Soon after that failed effort, the Benefields learned they were expecting a baby. Due to a challenging pregnancy, Ashley Benefield moved from South Carolina to Florida to be with her mother and gave birth in March 2018. After that, things started to crumble, and a contentious battle over custody of the child began.
On the day in question, Ashley Benefield was preparing to move to Maryland with her mother and the then-separated couple’s young daughter, the defense’s motion to dismiss says. Doug Benefield arrived to help with the move – a move he also planned to make, though the two would be living in separate houses up north.
After arriving “happy, hyper and animated,” the man eventually became “agitated, sullen and intimating,” the motion alleges. Eventually, after verbally insulting his wife, Doug Benefield rammed her with a moving box, leaving abrasions, or small cuts, the motion says. The altercation escalated from there.
The defendant says she tried to leave but was grabbed by her husband – who said she couldn’t leave him. Then, the motion says, she demanded that he leave the property, enraging him further.
“Raising his right hand, with a closed fist, the decedent drove his knuckles, at the second joint, into the left side of Ms. Benefield’s head,” the motion reads. “Her worst fears realized, Ms. Benefield now believed her life was in danger.”

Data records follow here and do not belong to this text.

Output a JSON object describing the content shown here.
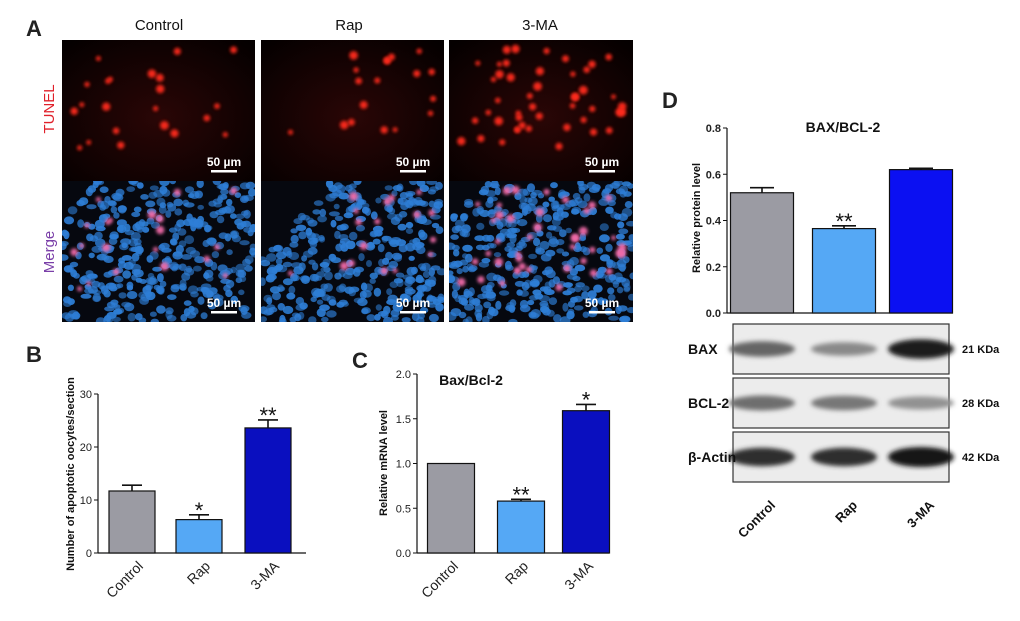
{
  "panel_letters": {
    "a": "A",
    "b": "B",
    "c": "C",
    "d": "D"
  },
  "micrographs": {
    "columns": [
      "Control",
      "Rap",
      "3-MA"
    ],
    "rows": [
      {
        "label": "TUNEL",
        "label_color": "#e0202a"
      },
      {
        "label": "Merge",
        "label_color": "#7a3fa8"
      }
    ],
    "scale_bar_label": "50 µm"
  },
  "colors": {
    "control": "#9b9ba3",
    "rap": "#55a8f5",
    "three_ma_b": "#0a0fbf",
    "three_ma_c": "#0a0fbf",
    "three_ma_d": "#0b10f2",
    "tunel_red": "#ff2a1a",
    "nuclei_blue": "#2e7ed6"
  },
  "chart_data": [
    {
      "type": "bar",
      "panel": "B",
      "title": "",
      "xlabel": "",
      "ylabel": "Number of apoptotic oocytes/section",
      "categories": [
        "Control",
        "Rap",
        "3-MA"
      ],
      "values": [
        11.7,
        6.3,
        23.6
      ],
      "errors": [
        1.1,
        0.9,
        1.5
      ],
      "significance": [
        "",
        "*",
        "**"
      ],
      "ylim": [
        0,
        30
      ],
      "yticks": [
        0,
        10,
        20,
        30
      ]
    },
    {
      "type": "bar",
      "panel": "C",
      "title": "Bax/Bcl-2",
      "xlabel": "",
      "ylabel": "Relative mRNA level",
      "categories": [
        "Control",
        "Rap",
        "3-MA"
      ],
      "values": [
        1.0,
        0.58,
        1.59
      ],
      "errors": [
        0.0,
        0.02,
        0.07
      ],
      "significance": [
        "",
        "**",
        "*"
      ],
      "ylim": [
        0,
        2.0
      ],
      "yticks": [
        "0.0",
        "0.5",
        "1.0",
        "1.5",
        "2.0"
      ]
    },
    {
      "type": "bar",
      "panel": "D",
      "title": "BAX/BCL-2",
      "xlabel": "",
      "ylabel": "Relative protein level",
      "categories": [
        "Control",
        "Rap",
        "3-MA"
      ],
      "values": [
        0.52,
        0.365,
        0.62
      ],
      "errors": [
        0.022,
        0.012,
        0.006
      ],
      "significance": [
        "",
        "**",
        ""
      ],
      "ylim": [
        0,
        0.8
      ],
      "yticks": [
        "0.0",
        "0.2",
        "0.4",
        "0.6",
        "0.8"
      ]
    }
  ],
  "western_blot": {
    "lanes": [
      "Control",
      "Rap",
      "3-MA"
    ],
    "rows": [
      {
        "label": "BAX",
        "kda": "21 KDa",
        "intensity": [
          0.55,
          0.35,
          0.95
        ]
      },
      {
        "label": "BCL-2",
        "kda": "28 KDa",
        "intensity": [
          0.5,
          0.45,
          0.3
        ]
      },
      {
        "label": "β-Actin",
        "kda": "42 KDa",
        "intensity": [
          0.85,
          0.85,
          1.0
        ]
      }
    ]
  }
}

Four shots were fired. Two connected.
The state, however, hotly disputed that story.
“Based on the entry wounds on Douglas, it does not appear that he was facing Ashley when she began shooting,” a law enforcement affidavit alleges. “It also does not appear that Douglas had taken any kind of defensive or combative stance.”
At least one expert has already contradicted law enforcement.
During the motions hearing earlier this summer, Chief Medical Examiner of the 12th Circuit, Dr. Russell Vega, said Doug Benefield was most likely facing his wife when she shot him in the chest.
In the unsuccessful motion for dismissal, Ashley Benefield’s attorneys added evidence, documents, and photos to support their argument. Those included images of Doug Benefield that show his impressive physique and strength, along with the cut on the side of Ashley Benefield’s body she allegedly received from the moving box and a photo of Ashley Benefield with a black eye. The defense says the injury photos were taken on the day of the shooting.
The former model is filing an appeal of the court’s order with the Sunshine State’s Second District Court of Appeal, Law&Crime has learned. On Tuesday, at a hearing, the trial was stayed until Nov. 29. The jury trial was previously slated to begin on Oct. 16.
“I have nothing but respect for Judge White,” Neil Taylor, Ashley Benefield’s defense attorney, told Law&Crime. “But we are going to appeal the decision and see what the Second DCA says.”
If the defendant’s appeal is unsuccessful, she can still use self-defense as an affirmative defense during a potential trial – a denial of a broad-based stand-your-ground motion for immunity does not preclude using self-defense as an argument during a trial.
Vanessa Bein and Alyssa Fisher contributed to this report.